Die Zeugin sollte zum Inhalt von Gesprächen mit der Angeklagten aussagen. Sie hat jedoch das Zeugnis mit der Begründung verweigert, ihr stehe ein Auskunftsverweigerungsrecht zu, weil sie sich durch ihre Antworten möglicherweise selbst der Gefahr einer Strafverfolgung aussetze. Das Oberlandesgericht (OLG) hat ein solches Recht nicht anerkannt und gegen die Zeugin zur Erzwingung einer Aussage Beugehaft bis zur Dauer von sechs Monaten angeordnet.
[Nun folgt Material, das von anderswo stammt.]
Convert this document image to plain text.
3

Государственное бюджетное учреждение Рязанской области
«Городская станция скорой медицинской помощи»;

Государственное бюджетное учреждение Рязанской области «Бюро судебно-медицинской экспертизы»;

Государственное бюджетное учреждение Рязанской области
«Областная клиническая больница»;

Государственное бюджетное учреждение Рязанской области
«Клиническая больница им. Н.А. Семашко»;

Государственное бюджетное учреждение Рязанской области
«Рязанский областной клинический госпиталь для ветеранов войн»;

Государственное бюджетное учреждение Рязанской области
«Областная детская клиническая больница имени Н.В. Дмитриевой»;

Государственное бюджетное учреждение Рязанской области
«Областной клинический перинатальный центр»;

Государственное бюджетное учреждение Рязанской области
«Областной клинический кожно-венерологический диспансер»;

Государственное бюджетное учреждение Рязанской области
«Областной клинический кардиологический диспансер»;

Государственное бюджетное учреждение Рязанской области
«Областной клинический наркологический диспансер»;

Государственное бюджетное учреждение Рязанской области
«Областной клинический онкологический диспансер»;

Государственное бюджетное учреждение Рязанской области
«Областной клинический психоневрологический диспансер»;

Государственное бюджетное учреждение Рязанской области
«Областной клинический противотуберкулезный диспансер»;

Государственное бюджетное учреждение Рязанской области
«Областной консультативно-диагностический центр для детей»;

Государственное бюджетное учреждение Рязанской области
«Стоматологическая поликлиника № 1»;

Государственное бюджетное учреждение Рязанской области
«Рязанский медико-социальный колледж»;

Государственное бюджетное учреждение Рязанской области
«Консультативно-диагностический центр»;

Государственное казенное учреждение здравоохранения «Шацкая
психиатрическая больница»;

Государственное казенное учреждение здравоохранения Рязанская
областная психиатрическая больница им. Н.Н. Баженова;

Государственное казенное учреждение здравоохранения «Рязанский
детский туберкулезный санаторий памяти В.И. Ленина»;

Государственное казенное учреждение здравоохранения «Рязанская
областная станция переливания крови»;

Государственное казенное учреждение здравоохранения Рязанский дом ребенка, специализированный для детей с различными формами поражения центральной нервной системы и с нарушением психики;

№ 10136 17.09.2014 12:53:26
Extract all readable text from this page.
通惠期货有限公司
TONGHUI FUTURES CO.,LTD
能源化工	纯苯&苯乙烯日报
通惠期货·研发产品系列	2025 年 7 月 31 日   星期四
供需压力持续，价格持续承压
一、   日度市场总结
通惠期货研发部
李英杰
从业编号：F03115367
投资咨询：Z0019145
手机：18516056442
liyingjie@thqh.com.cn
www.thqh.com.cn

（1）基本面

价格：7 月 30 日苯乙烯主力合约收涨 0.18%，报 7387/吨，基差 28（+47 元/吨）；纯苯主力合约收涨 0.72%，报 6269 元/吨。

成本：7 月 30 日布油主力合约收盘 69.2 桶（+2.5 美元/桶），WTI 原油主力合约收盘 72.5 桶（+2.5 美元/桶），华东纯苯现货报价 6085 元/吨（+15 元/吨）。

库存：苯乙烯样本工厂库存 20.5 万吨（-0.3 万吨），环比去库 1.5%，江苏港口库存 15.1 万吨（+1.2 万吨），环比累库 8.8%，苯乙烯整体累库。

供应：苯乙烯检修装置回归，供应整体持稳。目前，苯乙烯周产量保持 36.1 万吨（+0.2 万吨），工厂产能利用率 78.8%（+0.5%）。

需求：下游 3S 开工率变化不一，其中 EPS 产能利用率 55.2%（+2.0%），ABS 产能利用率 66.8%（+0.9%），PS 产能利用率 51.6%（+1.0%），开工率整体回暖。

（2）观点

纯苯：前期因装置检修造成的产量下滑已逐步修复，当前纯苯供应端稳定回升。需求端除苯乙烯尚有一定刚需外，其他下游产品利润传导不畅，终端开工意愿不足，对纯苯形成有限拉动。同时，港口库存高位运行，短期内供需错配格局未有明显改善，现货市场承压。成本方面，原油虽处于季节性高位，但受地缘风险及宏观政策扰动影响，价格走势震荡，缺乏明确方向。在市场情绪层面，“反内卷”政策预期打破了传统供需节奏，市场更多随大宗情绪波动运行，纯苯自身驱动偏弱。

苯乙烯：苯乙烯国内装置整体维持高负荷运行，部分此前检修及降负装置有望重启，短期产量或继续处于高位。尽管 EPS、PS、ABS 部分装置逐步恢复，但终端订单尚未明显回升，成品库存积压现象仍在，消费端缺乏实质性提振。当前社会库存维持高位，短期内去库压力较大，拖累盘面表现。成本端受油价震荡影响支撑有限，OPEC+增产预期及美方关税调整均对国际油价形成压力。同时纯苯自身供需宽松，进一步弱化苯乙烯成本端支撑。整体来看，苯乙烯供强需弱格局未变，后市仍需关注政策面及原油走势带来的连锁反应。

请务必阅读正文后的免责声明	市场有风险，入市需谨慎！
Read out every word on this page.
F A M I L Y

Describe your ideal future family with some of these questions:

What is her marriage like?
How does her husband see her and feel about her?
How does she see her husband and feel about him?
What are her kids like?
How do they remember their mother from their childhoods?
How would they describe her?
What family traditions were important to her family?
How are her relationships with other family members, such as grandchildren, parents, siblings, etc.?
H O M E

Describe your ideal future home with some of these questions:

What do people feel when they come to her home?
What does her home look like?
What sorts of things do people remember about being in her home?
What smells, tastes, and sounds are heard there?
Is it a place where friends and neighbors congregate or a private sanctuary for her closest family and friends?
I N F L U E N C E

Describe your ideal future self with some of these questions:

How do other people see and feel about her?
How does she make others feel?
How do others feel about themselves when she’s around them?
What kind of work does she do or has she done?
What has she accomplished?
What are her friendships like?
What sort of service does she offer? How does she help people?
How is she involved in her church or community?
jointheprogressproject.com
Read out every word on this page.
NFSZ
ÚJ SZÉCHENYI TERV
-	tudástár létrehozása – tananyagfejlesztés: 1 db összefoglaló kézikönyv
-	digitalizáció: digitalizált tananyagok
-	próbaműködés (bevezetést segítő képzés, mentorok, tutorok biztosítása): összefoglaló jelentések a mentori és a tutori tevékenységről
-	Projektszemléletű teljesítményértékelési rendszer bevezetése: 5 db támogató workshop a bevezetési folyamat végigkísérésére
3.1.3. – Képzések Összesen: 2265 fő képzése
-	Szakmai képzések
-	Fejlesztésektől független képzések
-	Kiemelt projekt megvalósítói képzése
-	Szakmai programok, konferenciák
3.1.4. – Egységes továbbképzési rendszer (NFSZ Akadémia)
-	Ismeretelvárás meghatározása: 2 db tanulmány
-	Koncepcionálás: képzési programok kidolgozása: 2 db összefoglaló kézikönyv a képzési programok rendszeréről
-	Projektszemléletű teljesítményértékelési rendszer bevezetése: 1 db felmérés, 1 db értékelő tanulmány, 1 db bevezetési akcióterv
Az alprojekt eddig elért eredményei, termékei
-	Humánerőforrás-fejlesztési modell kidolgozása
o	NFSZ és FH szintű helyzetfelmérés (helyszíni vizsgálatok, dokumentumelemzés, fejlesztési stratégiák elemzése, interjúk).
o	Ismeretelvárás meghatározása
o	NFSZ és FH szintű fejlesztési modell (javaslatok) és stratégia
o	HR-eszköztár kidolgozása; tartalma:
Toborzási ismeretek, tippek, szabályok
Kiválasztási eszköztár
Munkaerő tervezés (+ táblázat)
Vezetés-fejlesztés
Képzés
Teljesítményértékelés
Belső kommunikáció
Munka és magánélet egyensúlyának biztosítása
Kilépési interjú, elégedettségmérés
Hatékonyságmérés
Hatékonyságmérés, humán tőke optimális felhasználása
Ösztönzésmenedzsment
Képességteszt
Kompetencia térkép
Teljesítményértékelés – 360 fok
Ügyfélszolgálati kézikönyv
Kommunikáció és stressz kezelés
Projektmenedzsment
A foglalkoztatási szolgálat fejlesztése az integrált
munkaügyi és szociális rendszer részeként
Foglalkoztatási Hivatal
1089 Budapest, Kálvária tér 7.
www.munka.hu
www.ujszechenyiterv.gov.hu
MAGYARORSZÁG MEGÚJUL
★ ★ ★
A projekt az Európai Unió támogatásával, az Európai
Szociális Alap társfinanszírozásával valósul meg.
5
Diesen Beschluss hat der für Staatsschutzstrafsachen zuständige 3. Strafsenat des Bundesgerichtshofs am 10. Januar 2012 aufgehoben (Az: StB 20/11). Die Anordnung der Beugehaft verstoße gegen den Grundsatz der Verhältnismäßigkeit, rügte der BGH die Richter beim OLG.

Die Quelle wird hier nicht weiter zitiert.